The 1000 Genomes paper is out, A global reference for human genetic variation. It’s open access, read the whole thing. Here’s the abstract:
The 1000 Genomes Project set out to provide a comprehensive description of common human genetic variation by applying whole-genome sequencing to a diverse set of individuals from multiple populations. Here we report completion of the project, having reconstructed the genomes of 2,504 individuals from 26 populations using a combination of low-coverage whole-genome sequencing, deep exome sequencing, and dense microarray genotyping. We characterized a broad spectrum of genetic variation, in total over 88 million variants (84.7 million single nucleotide polymorphisms (SNPs), 3.6 million short insertions/deletions (indels), and 60,000 structural variants), all phased onto high-quality haplotypes. This resource includes >99% of SNP variants with a frequency of >1% for a variety of ancestries. We describe the distribution of genetic variation across the global sample, and discuss the implications for common disease studies.
The PSMC above is interesting to me. It shows BEB, the Bengali population form Dhaka, starting from a small base and exploding in size. There are some issues relating to ascertainment that need to be admitted here though. The Indian Gujurati sample turns out to be about half Patel, and half other Gujuratis. In contrast, the Bengalis are relatively homogeneous in ancestry (sampled from Dhaka), and don’t seem to exhibit much population structure. What I’m saying is that when the authors talk about “Gujuratis” they are really talking about “sort of Patels”, while when they talk about Bengalis, they are talking about Bengalis as a whole. There’s an apples-to-oranges aspect to this. It also needs to be kept in mind when they note the alleles private to the Gujurati (GIH) sample; that’s almost certainly due to the large number of endogamous Patels in the original Houston data set who are going to share a lot more demographic history than you’d otherwise expect among Gujuratis.
Secondly, the bottleneck + genetic homogeneity in the admixture for Bengalis reinforces the model outlined in The Rise of Islam and the Bengal Frontier, 1204-1760. Basically the population size change above highlights that eastern Bengalis descend from a small group of founders relatively recently in the past, despite their >100 million modern census size.

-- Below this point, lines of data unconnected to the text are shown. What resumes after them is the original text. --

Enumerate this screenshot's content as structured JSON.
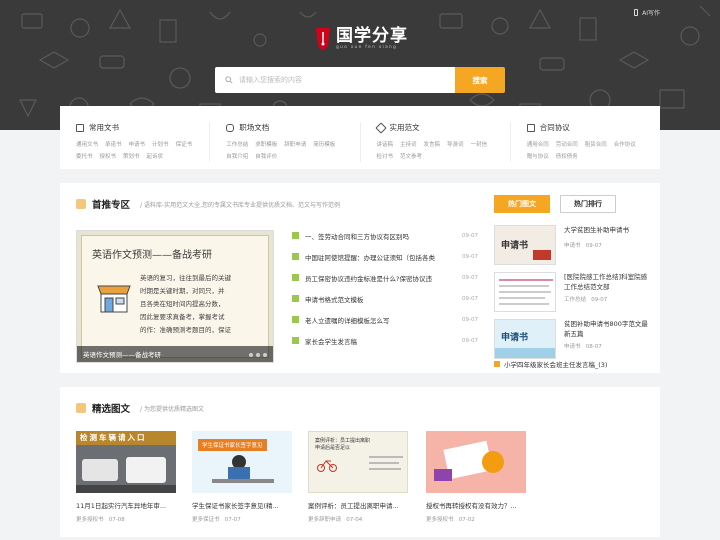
{
  "header": {
    "write_link": "AI写作"
  },
  "logo": {
    "name": "国学分享",
    "pinyin": "guo xue fen xiang"
  },
  "search": {
    "placeholder": "请输入您搜索的内容",
    "button": "搜索"
  },
  "categories": [
    {
      "title": "常用文书",
      "icon": "document-icon",
      "links": [
        "通用文书",
        "承诺书",
        "申请书",
        "计划书",
        "保证书",
        "委托书",
        "授权书",
        "策划书",
        "起诉状"
      ]
    },
    {
      "title": "职场文档",
      "icon": "chat-icon",
      "links": [
        "工作总结",
        "求职模板",
        "辞职申请",
        "简历模板",
        "自我介绍",
        "自我评价"
      ]
    },
    {
      "title": "实用范文",
      "icon": "tag-icon",
      "links": [
        "讲话稿",
        "主持词",
        "发言稿",
        "导游词",
        "一封信",
        "检讨书",
        "范文参考"
      ]
    },
    {
      "title": "合同协议",
      "icon": "contract-icon",
      "links": [
        "通用合同",
        "劳动合同",
        "租赁合同",
        "合作协议",
        "赠与协议",
        "债权债务"
      ]
    }
  ],
  "featured": {
    "title": "首推专区",
    "subtitle": "/ 语料库-实用范文大全,您的专属文书库专业提供优质文档、范文与写作范例",
    "banner": {
      "title": "英语作文预测——备战考研",
      "lines": [
        "英语的复习，往往到最后的关键",
        "时期是关键时期，对同只，并",
        "且各类在短时间内提高分数，",
        "因此复要求真备考，掌握考试",
        "的作：准确预测考题目的，保证"
      ],
      "caption": "英语作文预测——备战考研"
    },
    "news": [
      {
        "title": "一、签劳动合同和三方协议有区别吗",
        "date": "09-07"
      },
      {
        "title": "中国驻阿使馆提醒：办理公证须知（包括各类",
        "date": "09-07"
      },
      {
        "title": "员工保密协议违约金标准是什么?保密协议违",
        "date": "09-07"
      },
      {
        "title": "申请书格式范文模板",
        "date": "09-07"
      },
      {
        "title": "老人立遗嘱的详细模板怎么写",
        "date": "09-07"
      },
      {
        "title": "家长会学生发言稿",
        "date": "09-07"
      }
    ],
    "tabs": [
      "热门图文",
      "热门排行"
    ],
    "hot": [
      {
        "title": "大学贫困生补助申请书",
        "cat": "申请书",
        "date": "09-07",
        "thumb_text": "申请书"
      },
      {
        "title": "[医院院感工作总结]科室院感工作总结范文部",
        "cat": "工作总结",
        "date": "09-07",
        "thumb_text": ""
      },
      {
        "title": "贫困补助申请书800字范文最新五篇",
        "cat": "申请书",
        "date": "08-07",
        "thumb_text": "申请书"
      }
    ],
    "hot_last": "小学四年级家长会班主任发言稿_(3)"
  },
  "gallery": {
    "title": "精选图文",
    "subtitle": "/ 为您提供优质精选图文",
    "items": [
      {
        "title": "11月1日起实行汽车异地年审...",
        "cat": "更多授权书",
        "date": "07-08",
        "img_text": "检测车辆请入口"
      },
      {
        "title": "学生保证书家长签字意见(精...",
        "cat": "更多保证书",
        "date": "07-07",
        "img_text": "学生保证书家长签字意见"
      },
      {
        "title": "案例评析：员工提出离职申请...",
        "cat": "更多辞职申请",
        "date": "07-04",
        "img_text": "案例评析：员工提出离职申请后是否足以"
      },
      {
        "title": "授权书再转授权有没有效力？...",
        "cat": "更多授权书",
        "date": "07-02",
        "img_text": ""
      }
    ]
  },
  "colors": {
    "accent": "#f5a623",
    "news_icon": "#9bc84a",
    "hero_bg": "#3a3a3a"
  }
}
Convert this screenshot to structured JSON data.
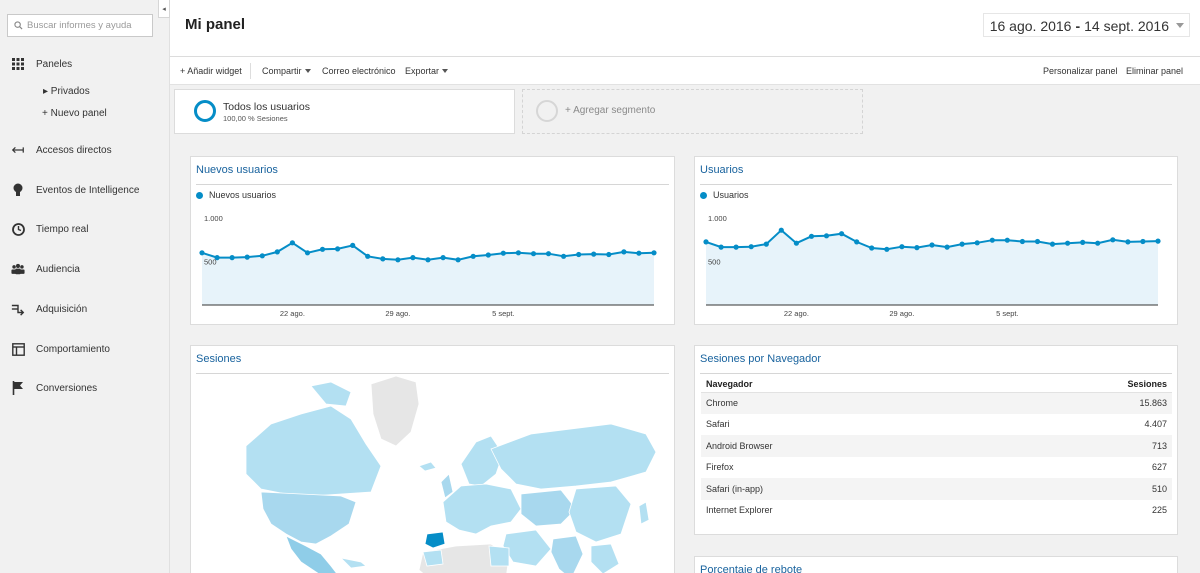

Genetically this has resulted in the ancestral homogeneity you see in the plot above, but culturally it also allowed for the degrading of the social institutions of Indian society which allowed Hinduism to be robust to nearly one thousand years of Islamic hegemony across the subcontinent. Additionally, the lack of structure in ancestral components reflects relatively little endogamy (I have checked the runs of homozygosity in my parents’ genotypes, and they’re lower than those of my South Asian friends from particular caste/jati backgrounds).